7 de noviembre, 2015

En Yucatán las autoridades cometen imperdonables omisiones en la materialización del derecho a la educación, de las que solo mencionaré dos por estar relacionadas con los prestadores de servicios a la UADY (Universidad Autónoma de Yucatán). La primera es la que padecen cotidianamente los estudiantes al tener que utilizar el deficiente transporte público para llegar a sus facultades y a sus centros de investigación. Este servicio ha sido dejado en las manos de un mercado que no tiene interés en mejorar y que ofrece un producto deficiente, incómodo y caro (por la relación fallida entre costo y calidad), con tarifas que van desde los 4 (con descuento), hasta los 6 pesos por viaje, y que tiene cautivos a una buena parte de los 14 mil 289 estudiantes de licenciatura y a 569 de posgrado, que no tienen automóvil y deben llegar a sus centros académicos.

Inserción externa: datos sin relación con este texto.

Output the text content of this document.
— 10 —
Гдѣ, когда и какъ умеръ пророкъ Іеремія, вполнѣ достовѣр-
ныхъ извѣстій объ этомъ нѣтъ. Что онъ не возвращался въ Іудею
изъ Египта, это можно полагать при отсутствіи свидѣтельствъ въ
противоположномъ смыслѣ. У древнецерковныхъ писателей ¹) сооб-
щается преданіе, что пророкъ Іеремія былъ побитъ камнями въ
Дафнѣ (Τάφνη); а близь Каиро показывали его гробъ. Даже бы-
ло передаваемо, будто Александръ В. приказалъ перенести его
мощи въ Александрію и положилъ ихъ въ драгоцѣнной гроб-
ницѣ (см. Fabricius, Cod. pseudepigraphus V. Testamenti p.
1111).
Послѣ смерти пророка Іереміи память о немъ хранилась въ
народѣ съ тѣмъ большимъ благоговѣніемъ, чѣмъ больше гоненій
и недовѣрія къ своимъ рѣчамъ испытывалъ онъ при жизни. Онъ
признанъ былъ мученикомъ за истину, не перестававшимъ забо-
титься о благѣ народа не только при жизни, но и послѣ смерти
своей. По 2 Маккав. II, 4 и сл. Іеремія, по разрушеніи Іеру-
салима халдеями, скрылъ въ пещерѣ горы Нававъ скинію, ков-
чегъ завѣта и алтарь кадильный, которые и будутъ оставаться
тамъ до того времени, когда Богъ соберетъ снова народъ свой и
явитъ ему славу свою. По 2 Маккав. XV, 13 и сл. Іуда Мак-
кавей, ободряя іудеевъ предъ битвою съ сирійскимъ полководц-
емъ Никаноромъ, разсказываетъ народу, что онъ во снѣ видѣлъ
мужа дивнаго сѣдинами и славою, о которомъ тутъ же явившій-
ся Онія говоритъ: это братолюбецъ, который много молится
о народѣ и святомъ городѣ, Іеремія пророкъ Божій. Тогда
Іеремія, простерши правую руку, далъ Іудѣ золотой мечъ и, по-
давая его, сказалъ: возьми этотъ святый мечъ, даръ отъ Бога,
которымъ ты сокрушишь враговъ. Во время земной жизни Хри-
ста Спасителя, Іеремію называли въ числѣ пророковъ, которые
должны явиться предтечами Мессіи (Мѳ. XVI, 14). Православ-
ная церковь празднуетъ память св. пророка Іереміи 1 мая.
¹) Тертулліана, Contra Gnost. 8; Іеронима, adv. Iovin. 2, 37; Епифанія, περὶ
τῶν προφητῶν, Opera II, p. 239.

A esta situación, que ya hace más difícil la permanencia como estudiante, y que agrede también a trabajadores y a algunos profesores, se agrega, en segundo lugar, el mal servicio ofrecido en las cafeterías de cada facultad, donde abunda la comida chatarra, de baja calidad alimenticia y, especialmente, un ambiente de muy relajada higiene.

El derecho a la educación asentado en la constitución de México obliga, en el papel, a las autoridades a hacer lo necesario para garantizar la igualdad de oportunidades de acceso y permanencia de los individuos a los servicios educativos. Incluso manda, que los gobernantes deben dirigirse de manera preferente a los grupos que estén en desventaja de oportunidades. Esto quiere decir, que los mandatarios llevan sobre los hombros la responsabilidad ineludible de poner en práctica acciones que garanticen este derecho universal para los mexicanos.

Cumplir con esta tarea, se comprende, rebasa el solo hecho de contar con edificios e instalaciones universitarias de reciente construcción, sino que obliga a desarrollar un programa integral que tome en cuenta las distintas condiciones socioeconómicas de los estudiantes que las ocuparán, además de lograr que sean de fácil acceso y que cuenten con cómodos y adecuados espacios.

Es sabido que la UADY acepta preferentemente a estudiantes que provienen de sectores sociales con ingresos medios y bajos, que rentan habitaciones en Mérida por ser originarios de los pueblos vecinos, o que, (una minoría) deben viajar diariamente hasta la ciudad. A todos ellos les significa un gasto que debe producir la familia y que alberga la esperanza de poder sostenerlo durante los años que sean necesarios. Esta realidad de esfuerzo y compromiso familiar no está siendo valorada, ni acompañada por las autoridades (universitarias y de gobierno) al dejar en las manos de estos dos grupos de empresarios, la libre absorción de los bajos presupuestos de la mayoría de los estudiantes.

Existen ejemplos practicados por otras universidades que evitan tener que improvisar soluciones y que frenan la profundización de la desigualdad educativa. Sin embargo, la continuidad de estas prácticas desreguladas, dan cuenta del olvido en el que se encuentran los estudiantes reales y pone en entredicho la capacidad de las autoridades responsables para garantizar la igualdad de oportunidades en la educación.